Emerging Talent: Chad Manley Practice in Landscape and Building Arts
Chad Manley is a designer and a builder who, on any given day, might spend as much time propagating plants for his Pacific Northwest Living Plant Catalogue as he does designing structures and spaces. The results, like Whistler’s Freaux Sauna, bespeak a design spirit that strongly values the synthesis of landscape and built form.
Chad Manley Practice in Landscape and Building Arts (CMPLBA) enjoyed a fairytale start when Manley’s Masters of Architecture thesis proposal, a series of backcountry warming huts on Whistler Mountain, began growing into a real project upon his 2011 graduation from the University of British Columbia. Although Manley is no longer involved in the Spearhead Huts project, which is now in the fundraising stage, the project did help solidify his understanding of what he calls “the interface between natural spaces and city spaces” that continues to inform his work.

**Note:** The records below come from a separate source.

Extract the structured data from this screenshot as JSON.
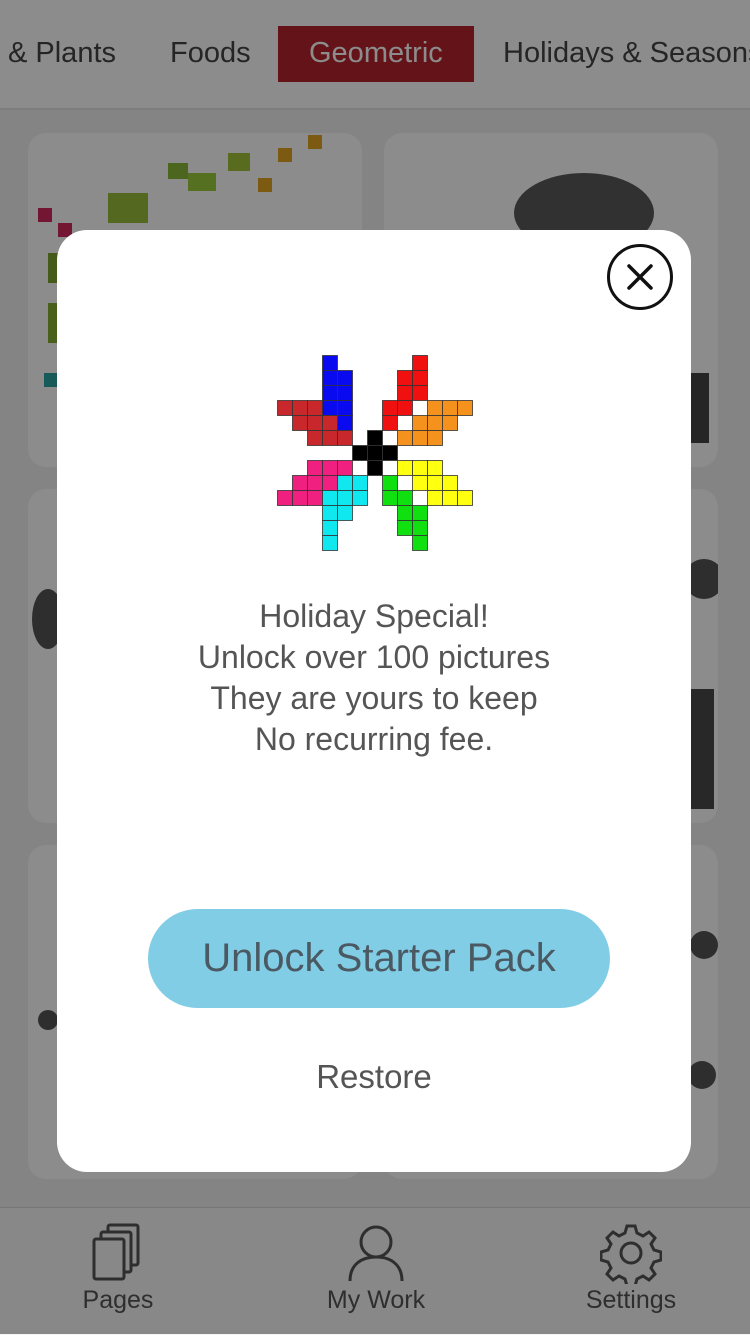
{
  "categories": {
    "items": [
      "& Plants",
      "Foods",
      "Geometric",
      "Holidays & Seasons"
    ],
    "active": "Geometric"
  },
  "modal": {
    "message_lines": [
      "Holiday Special!",
      "Unlock over 100 pictures",
      "They are yours to keep",
      "No recurring fee."
    ],
    "unlock_label": "Unlock Starter Pack",
    "restore_label": "Restore",
    "close_icon": "close-icon",
    "logo_icon": "pixel-star-logo"
  },
  "bottom_nav": {
    "items": [
      {
        "label": "Pages",
        "icon": "pages-icon"
      },
      {
        "label": "My Work",
        "icon": "user-icon"
      },
      {
        "label": "Settings",
        "icon": "gear-icon"
      }
    ]
  },
  "colors": {
    "accent": "#b6252f",
    "unlock_button": "#82cde6",
    "overlay": "rgba(0,0,0,0.45)"
  }
}
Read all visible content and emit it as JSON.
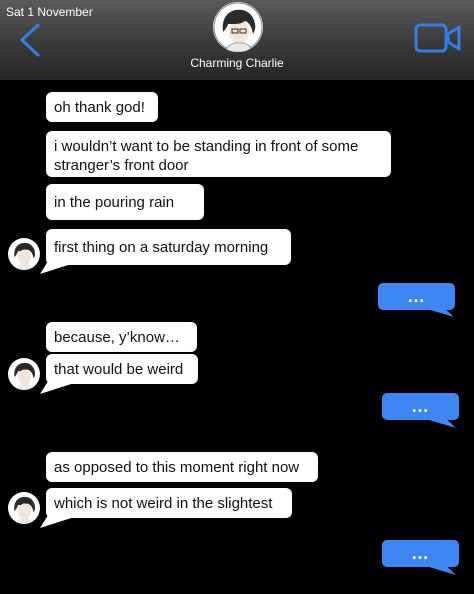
{
  "status": {
    "date": "Sat 1 November"
  },
  "header": {
    "back_icon": "chevron-left-icon",
    "video_icon": "video-camera-icon",
    "contact_name": "Charming Charlie",
    "accent_color": "#2f7fe8"
  },
  "messages": [
    {
      "sender": "them",
      "text": "oh thank god!"
    },
    {
      "sender": "them",
      "text": "i wouldn’t want to be standing in front of some stranger’s front door"
    },
    {
      "sender": "them",
      "text": "in the pouring rain"
    },
    {
      "sender": "them",
      "text": "first thing on a saturday morning"
    },
    {
      "sender": "me",
      "text": "…"
    },
    {
      "sender": "them",
      "text": "because, y’know…"
    },
    {
      "sender": "them",
      "text": "that would be weird"
    },
    {
      "sender": "me",
      "text": "…"
    },
    {
      "sender": "them",
      "text": "as opposed to this moment right now"
    },
    {
      "sender": "them",
      "text": "which is not weird in the slightest"
    },
    {
      "sender": "me",
      "text": "…"
    }
  ],
  "colors": {
    "incoming_bubble": "#ffffff",
    "outgoing_bubble": "#3d87f5",
    "background": "#000000"
  }
}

For a 2017 single family house in Roberts Creek, British Columbia, Manley began his design process by grappling with philosophical questions: What is artifice? What is nature? How does culture fit? For him, the act of building on a densely forested site meant that the constructed form should describe some tension and ambivalence about the act of living there. This, along with a scrupulous adherence to an existing four-degree slope, results in a pair of structures that evoke a fallen tree beside its stump and subtle off-kilter spaces that give the house a nestled final resting place in the forest.

Currently a one-man operation, CMPLBA relies on a set of close collaborators around Vancouver. Manley is keenly aware of the “millennial trap where my friends and I end up endlessly gigging for one another—but it can be productive when it works.”